Conhecimento técnico
Ruído de baixa frequência: o que é e como pode ser investigado
O ruído de baixa frequência não se resume a “sons graves”. A investigação deve observar a frequência, a evolução temporal, o ambiente de fundo e a relação entre o fenómeno reportado e as condições reais de funcionamento das possíveis fontes.
O ruído de baixa frequência não se resume a “sons graves”. A investigação deve observar a frequência, a evolução temporal, o ambiente de fundo e a relação entre o fenómeno reportado e as condições reais de funcionamento das possíveis fontes.
Por que pode ser difícil de identificar
- Uma ocorrência pode durar poucos segundos ou minutos e não coincidir com uma visita pontual.
- Indicadores globais ponderados podem reduzir a visibilidade de componentes estreitas em frequências baixas.
- O edifício, o compartimento e a posição do recetor podem reforçar ou atenuar frequências específicas.
- Interferências elétricas, vento, tráfego ou equipamentos do próprio local podem produzir assinaturas semelhantes.
Fontes e mecanismos possíveis
- Ventiladores, bombas, compressores, motores, transformadores e grupos geradores.
- Tráfego ferroviário, metropolitano, rodoviário ou equipamentos móveis.
- Transmissão aérea através de fachadas, condutas e aberturas.
- Transmissão estrutural por elementos do edifício ou através do terreno.
- Modulação ou regimes de funcionamento que geram episódios intermitentes.
O que deve ser preservado na medição
- Histórico temporal com resolução compatível com a duração dos episódios.
- Espectros por bandas e, quando adequado, análise FFT.
- Registo das condições operacionais, observações e horários reportados.
- Comparação entre períodos com ocorrência, sem ocorrência e situações de referência.
- Informação suficiente para excluir eventos sem relação com o fenómeno.
Ruído e vibração em simultâneo
- A medição sincronizada permite verificar se um episódio aparece ao mesmo tempo nos sinais acústico e vibratório.

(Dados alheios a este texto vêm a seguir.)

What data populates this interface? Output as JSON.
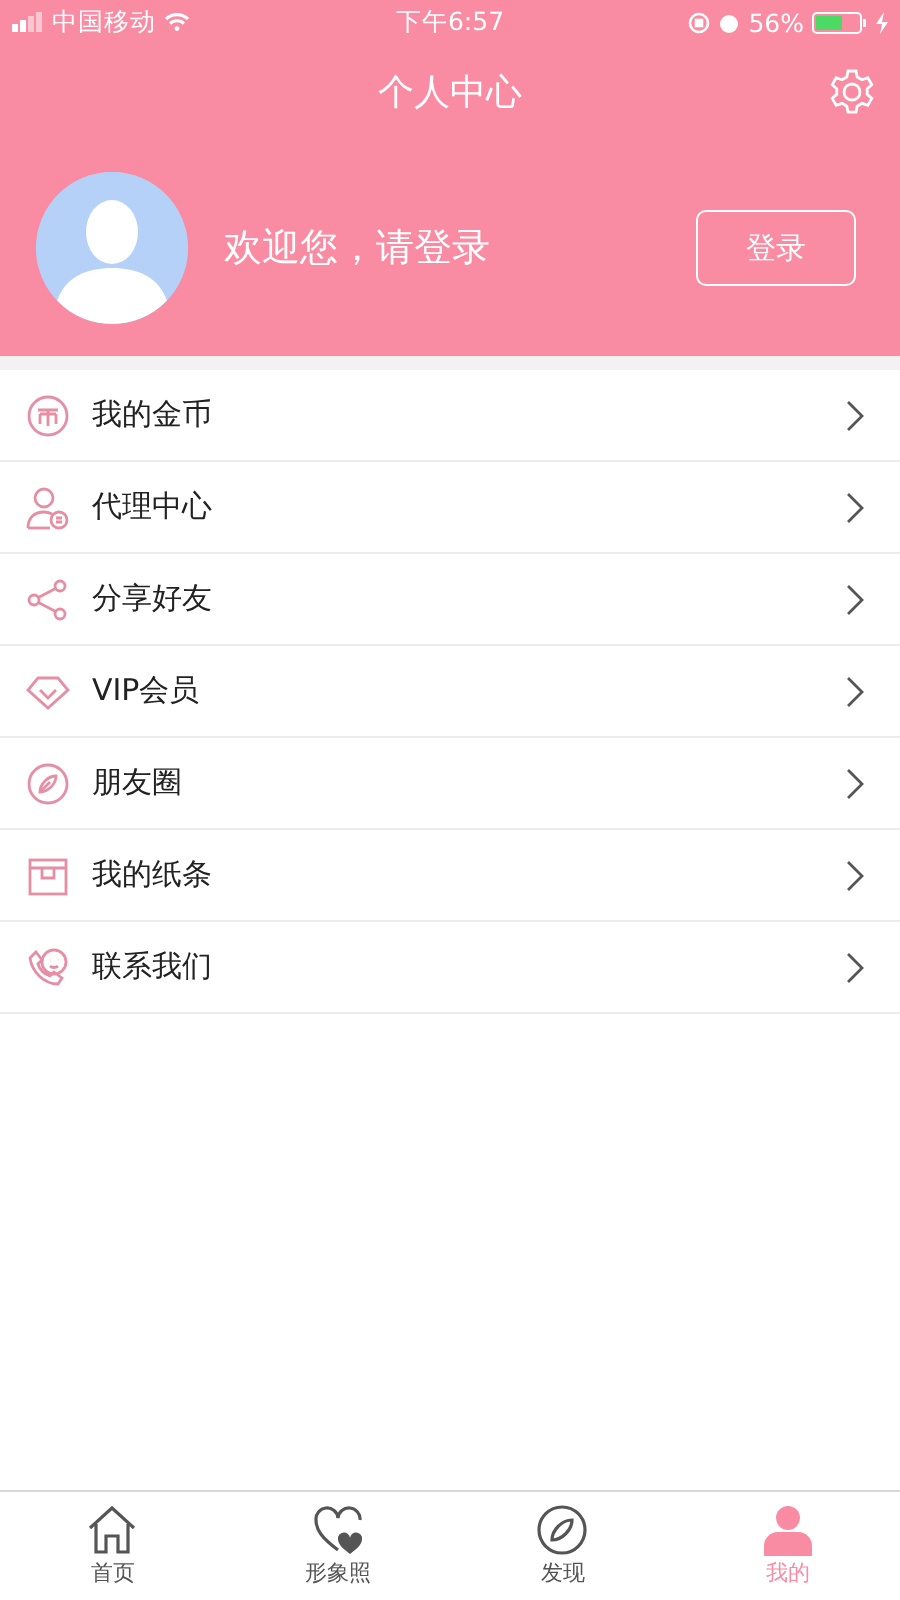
{
  "status_bar": {
    "carrier": "中国移动",
    "time": "下午6:57",
    "battery": "56%"
  },
  "header": {
    "title": "个人中心"
  },
  "profile": {
    "greeting": "欢迎您，请登录",
    "login_button": "登录"
  },
  "menu": [
    {
      "kind": "coin",
      "label": "我的金币"
    },
    {
      "kind": "agent",
      "label": "代理中心"
    },
    {
      "kind": "share",
      "label": "分享好友"
    },
    {
      "kind": "vip",
      "label": "VIP会员"
    },
    {
      "kind": "moments",
      "label": "朋友圈"
    },
    {
      "kind": "note",
      "label": "我的纸条"
    },
    {
      "kind": "contact",
      "label": "联系我们"
    }
  ],
  "tabs": [
    {
      "kind": "home",
      "label": "首页",
      "selected": false
    },
    {
      "kind": "heart",
      "label": "形象照",
      "selected": false
    },
    {
      "kind": "compass",
      "label": "发现",
      "selected": false
    },
    {
      "kind": "person",
      "label": "我的",
      "selected": true
    }
  ]
}
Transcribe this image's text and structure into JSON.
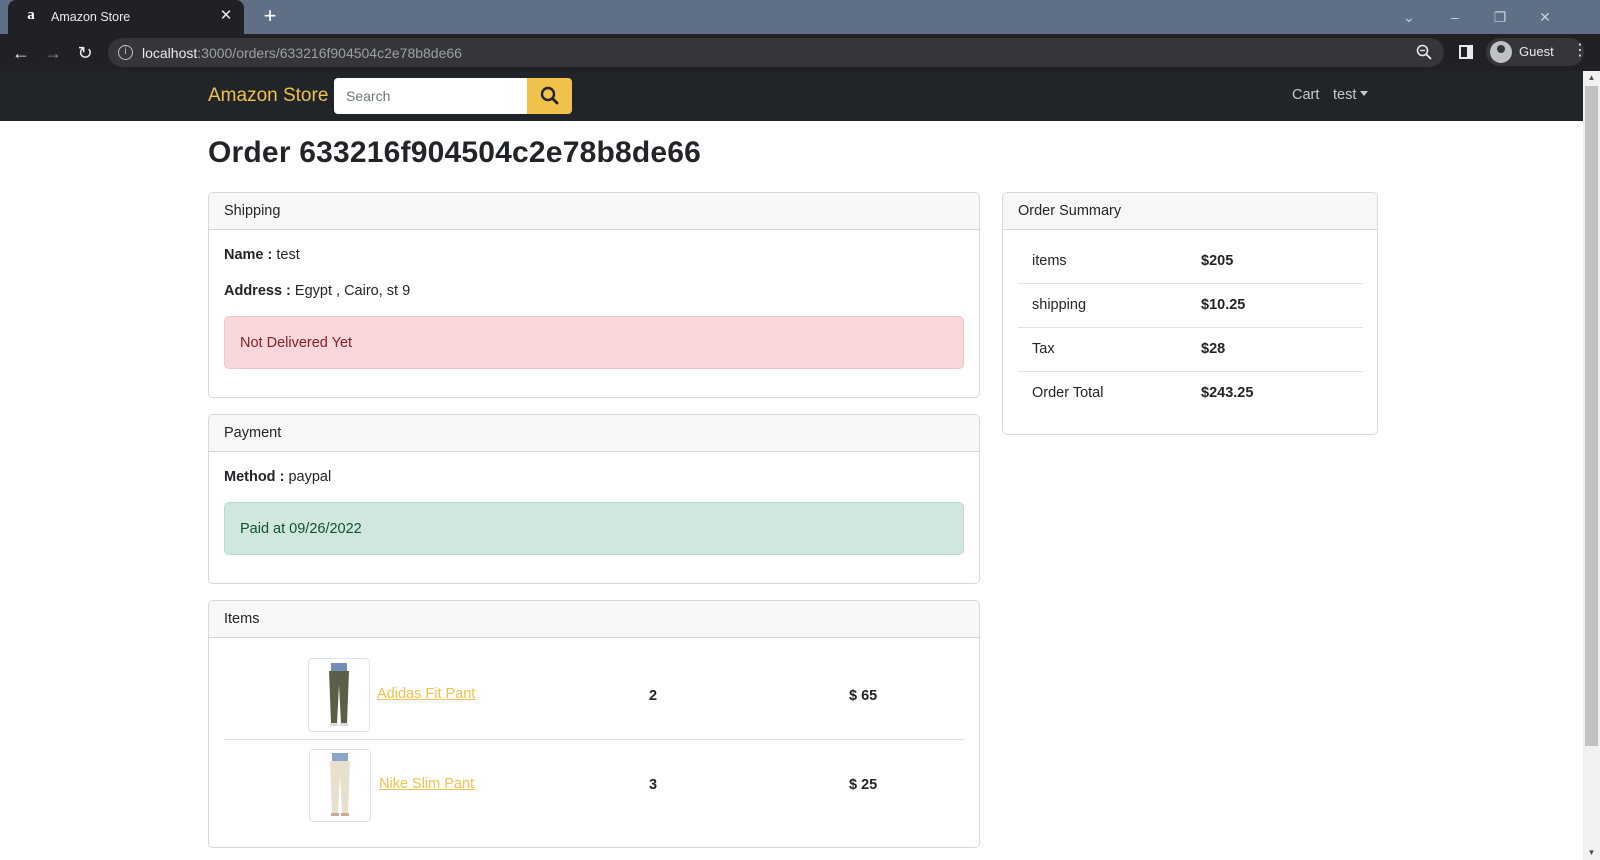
{
  "browser": {
    "tab_title": "Amazon Store",
    "tab_favicon": "amazon-a-icon",
    "url_host": "localhost",
    "url_path": ":3000/orders/633216f904504c2e78b8de66",
    "profile_label": "Guest"
  },
  "nav": {
    "brand": "Amazon Store",
    "search_placeholder": "Search",
    "cart_label": "Cart",
    "user_label": "test"
  },
  "page": {
    "title": "Order 633216f904504c2e78b8de66"
  },
  "shipping": {
    "header": "Shipping",
    "name_label": "Name :",
    "name_value": "test",
    "address_label": "Address :",
    "address_value": "Egypt , Cairo, st 9",
    "status": "Not Delivered Yet"
  },
  "payment": {
    "header": "Payment",
    "method_label": "Method :",
    "method_value": "paypal",
    "status": "Paid at 09/26/2022"
  },
  "items": {
    "header": "Items",
    "rows": [
      {
        "name": "Adidas Fit Pant",
        "quantity": "2",
        "price": "$ 65",
        "image": "olive pants photo"
      },
      {
        "name": "Nike Slim Pant",
        "quantity": "3",
        "price": "$ 25",
        "image": "beige pants photo"
      }
    ]
  },
  "summary": {
    "header": "Order Summary",
    "rows": [
      {
        "label": "items",
        "value": "$205"
      },
      {
        "label": "shipping",
        "value": "$10.25"
      },
      {
        "label": "Tax",
        "value": "$28"
      },
      {
        "label": "Order Total",
        "value": "$243.25"
      }
    ]
  },
  "colors": {
    "navbar_bg": "#212529",
    "brand_accent": "#f0c14b",
    "danger_bg": "#f8d7da",
    "success_bg": "#d1e7dd"
  }
}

- Uma correlação temporal não prova por si só a origem, mas reforça ou enfraquece hipóteses de propagação.
- A comparação entre vários pontos pode ajudar a compreender a via de transmissão e orientar medições adicionais.
Como interpretar os resultados
- A conclusão deve distinguir observação, correlação e atribuição de causa.

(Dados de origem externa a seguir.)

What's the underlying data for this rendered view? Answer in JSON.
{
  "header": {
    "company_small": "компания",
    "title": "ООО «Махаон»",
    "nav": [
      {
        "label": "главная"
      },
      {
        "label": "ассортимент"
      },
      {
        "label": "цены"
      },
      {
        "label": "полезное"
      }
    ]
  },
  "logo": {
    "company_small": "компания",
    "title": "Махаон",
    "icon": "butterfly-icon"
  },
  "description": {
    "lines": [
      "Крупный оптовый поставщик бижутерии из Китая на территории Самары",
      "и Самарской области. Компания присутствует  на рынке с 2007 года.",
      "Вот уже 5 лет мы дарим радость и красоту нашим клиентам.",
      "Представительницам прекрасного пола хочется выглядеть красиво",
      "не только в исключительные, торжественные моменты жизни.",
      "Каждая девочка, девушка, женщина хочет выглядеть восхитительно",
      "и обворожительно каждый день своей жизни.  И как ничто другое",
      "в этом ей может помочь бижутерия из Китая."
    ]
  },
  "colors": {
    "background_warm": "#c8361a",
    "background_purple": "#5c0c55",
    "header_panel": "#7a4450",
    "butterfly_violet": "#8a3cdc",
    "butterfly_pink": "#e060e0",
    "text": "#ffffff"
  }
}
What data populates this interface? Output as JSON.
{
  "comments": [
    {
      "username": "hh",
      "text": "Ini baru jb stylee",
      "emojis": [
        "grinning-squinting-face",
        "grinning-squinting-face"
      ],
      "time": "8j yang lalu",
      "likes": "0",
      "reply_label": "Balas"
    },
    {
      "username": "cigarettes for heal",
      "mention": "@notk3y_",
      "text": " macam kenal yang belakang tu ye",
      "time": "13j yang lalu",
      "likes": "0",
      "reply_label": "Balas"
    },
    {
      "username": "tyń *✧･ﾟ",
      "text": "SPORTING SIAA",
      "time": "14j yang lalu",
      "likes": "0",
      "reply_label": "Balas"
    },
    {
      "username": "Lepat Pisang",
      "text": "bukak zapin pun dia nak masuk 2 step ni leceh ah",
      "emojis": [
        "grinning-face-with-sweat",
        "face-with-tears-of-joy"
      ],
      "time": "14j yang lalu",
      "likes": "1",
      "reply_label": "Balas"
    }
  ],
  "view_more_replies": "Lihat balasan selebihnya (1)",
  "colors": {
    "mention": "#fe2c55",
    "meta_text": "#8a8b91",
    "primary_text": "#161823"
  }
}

- O referencial técnico é escolhido em função do objetivo, local, gama de frequência e enquadramento aplicável.
- A ausência de uma ocorrência durante a campanha não demonstra que nunca ocorra; limita apenas a evidência disponível.
- O relatório deve deixar claros os episódios válidos, critérios usados, limitações e próximos passos.
Este conteúdo é informativo. O método, os critérios e o enquadramento devem ser definidos para cada caso concreto.